İktidar mensupları, “Kerkük’te Türkmenlere saldırı olursa gereği yapılır” diyerek insanların aklıyla alay ediyorlar, Kerkük’te Türkmenlere zaten saldırılıyor da, ayrıca saldırı beklemeye de lüzum yok. Barzani Kerkük’ün tamamını yuttu. Gereği ne ise, yapsanıza, soydaşlarımızın mal ve can güvenliği kalmamış, hadi, soydaşlarımızın mal ve can güvenliğini korumak için “Bir gece ansızın gelebilirim” diye halkımızın gazını alacağınıza ansızın, gidiverin.

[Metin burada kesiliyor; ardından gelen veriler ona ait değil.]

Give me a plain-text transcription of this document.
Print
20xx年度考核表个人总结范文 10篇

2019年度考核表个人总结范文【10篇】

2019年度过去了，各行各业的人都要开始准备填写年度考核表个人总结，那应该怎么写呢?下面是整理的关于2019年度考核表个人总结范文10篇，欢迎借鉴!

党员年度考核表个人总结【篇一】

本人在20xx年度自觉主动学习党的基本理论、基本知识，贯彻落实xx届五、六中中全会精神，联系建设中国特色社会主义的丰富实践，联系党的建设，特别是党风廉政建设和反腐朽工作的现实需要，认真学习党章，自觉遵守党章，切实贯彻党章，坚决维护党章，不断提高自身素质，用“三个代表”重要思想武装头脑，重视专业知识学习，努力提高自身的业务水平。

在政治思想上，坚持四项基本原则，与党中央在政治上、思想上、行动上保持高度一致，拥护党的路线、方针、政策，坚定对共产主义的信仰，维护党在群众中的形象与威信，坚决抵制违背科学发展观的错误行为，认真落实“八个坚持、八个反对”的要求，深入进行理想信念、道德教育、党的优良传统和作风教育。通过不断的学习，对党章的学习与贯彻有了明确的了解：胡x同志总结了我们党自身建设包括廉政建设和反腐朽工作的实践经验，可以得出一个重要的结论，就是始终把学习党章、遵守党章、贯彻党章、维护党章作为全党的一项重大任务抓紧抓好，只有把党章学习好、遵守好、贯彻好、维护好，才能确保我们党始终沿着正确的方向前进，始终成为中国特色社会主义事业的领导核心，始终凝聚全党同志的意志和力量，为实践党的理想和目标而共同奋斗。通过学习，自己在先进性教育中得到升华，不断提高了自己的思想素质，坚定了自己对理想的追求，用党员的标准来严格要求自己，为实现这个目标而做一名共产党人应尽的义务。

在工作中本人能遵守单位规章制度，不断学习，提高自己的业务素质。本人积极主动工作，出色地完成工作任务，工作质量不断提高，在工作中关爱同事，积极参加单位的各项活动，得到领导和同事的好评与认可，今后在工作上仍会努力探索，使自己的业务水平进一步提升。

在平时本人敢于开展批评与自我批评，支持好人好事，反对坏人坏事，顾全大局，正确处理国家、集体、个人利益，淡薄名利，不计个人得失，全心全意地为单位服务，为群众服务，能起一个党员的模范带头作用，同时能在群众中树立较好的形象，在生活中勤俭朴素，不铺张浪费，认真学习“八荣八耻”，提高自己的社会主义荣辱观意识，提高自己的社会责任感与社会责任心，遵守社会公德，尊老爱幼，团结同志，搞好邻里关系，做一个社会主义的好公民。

Kifayetsiz iktidar konuşuyor “Bağdat talep ederse, ortak bir tehdit çıktığı zaman birlikte hareket edermişiz.”
Yani tehdidin Türkiye ve Irak’a ortak mı olması gerektiğini söylüyorlar. Bizim ülke bütünlüğümüz tehdit altında girerse, Irak bizimle olmaz ise gereğini yapmayacak mıyız?
Acaba aslında, itiraf edemediğiniz gerçek korkunuz, FETÖ terör örgütüyle kurduğunuz kumpas Ergenekon, Balyoz ve benzeri davalar ile orduyu bitirdiğiniz olgusu mudur? Amerika’nın eğittiği donattığı 150.000 kişilik Peşmerge ordusundan mı çekiniyorsunuz.

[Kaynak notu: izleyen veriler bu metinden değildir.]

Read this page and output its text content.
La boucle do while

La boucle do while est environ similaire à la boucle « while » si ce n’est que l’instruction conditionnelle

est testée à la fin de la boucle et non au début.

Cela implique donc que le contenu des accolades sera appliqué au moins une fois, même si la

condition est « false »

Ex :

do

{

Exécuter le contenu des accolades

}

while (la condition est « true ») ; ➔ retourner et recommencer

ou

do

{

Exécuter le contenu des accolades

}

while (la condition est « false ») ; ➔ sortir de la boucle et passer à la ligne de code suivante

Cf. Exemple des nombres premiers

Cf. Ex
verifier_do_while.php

“Biz Erbil Başkonsolosluğunu açarken Erbil’den izin almadık, Bağdat’tan izin aldık” gibi dolambaçlı laflar söylemeye gerek yok. Erbil’deki konsolosluğu kapatmayacağınızı, başkonsolosu da çekmeyeceğinizi açıkça söyleyin.
Biz o başkonsolosluğu kapatırsak, Amerikalı ağbilerimiz çok kızar diye korktuğunuz için, bizim muhatabımız Bağdat yönetimidir, Irak Dışişleri Bakanlığıdır, diyerek Başkonsolosu çekmeyeceğinizi, Kürt yönetimiyle her türlü ilişkiyi sürdüreceğinizi dolaylı olarak söylüyorsunuz.

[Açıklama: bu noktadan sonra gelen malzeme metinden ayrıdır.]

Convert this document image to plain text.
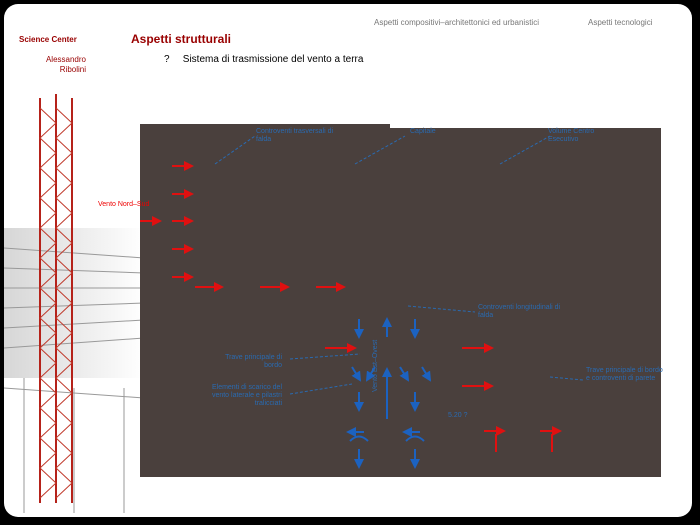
Aspetti compositivi–architettonici ed urbanistici	Aspetti tecnologici
Science Center
Alessandro
Ribolini
Aspetti strutturali
? Sistema di trasmissione del vento a terra
Controventi trasversali di falda
Capitale	Volume Centro Esecutivo
Controventi longitudinali di falda
Trave principale di bordo
Elementi di scarico del vento laterale e pilastri tralicciati
Trave principale di bordo e controventi di parete
Vento Est–Ovest
5.20 ?
Vento Nord–Sud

Zaten de ne vana kapatıldı, ne hava sahası ve ne de Habur hudut kapısı. Habur’a alternatif kapı arıyormuşuz(!)
Ceyhan’dan dünyaya satılan Kürt petrolünü taşıyan gemiler kime aitti.Hadi bir söyleyiverin.
İktidar sahipleri “Bir ülkenin içerisine askeri olarak girebilmemiz için o ülkeden davet gelmesi gerekiyor. Burada da bizim muhatabımız Bağdat’tır.” Diyerek kendi başımıza bir şey yapamayız diyorlar. Sanki aklımızla alay ediyorlar. Birleşmiş Milletler anlaşmasına göre benim Türkiye olarak “Sıcak takip hakkım yok mu? 1926 Ankara Antlaşması ve ekleri Türkiye’ye tek başına hareket imkânı vermiyor mu?
Türkiye Kıbrıs’a çıkarken birisi bizi davet mi etmişti?
Efendiler dürüst olun, Amerikalı ağabeylerimiz kızar, biz onların izni olmadan bir şey yapamayız deyin ve rahatlayın.
İktidar, Washington’u kızdırmamak ona sempatik görünmek için elinden geleni yapıyor.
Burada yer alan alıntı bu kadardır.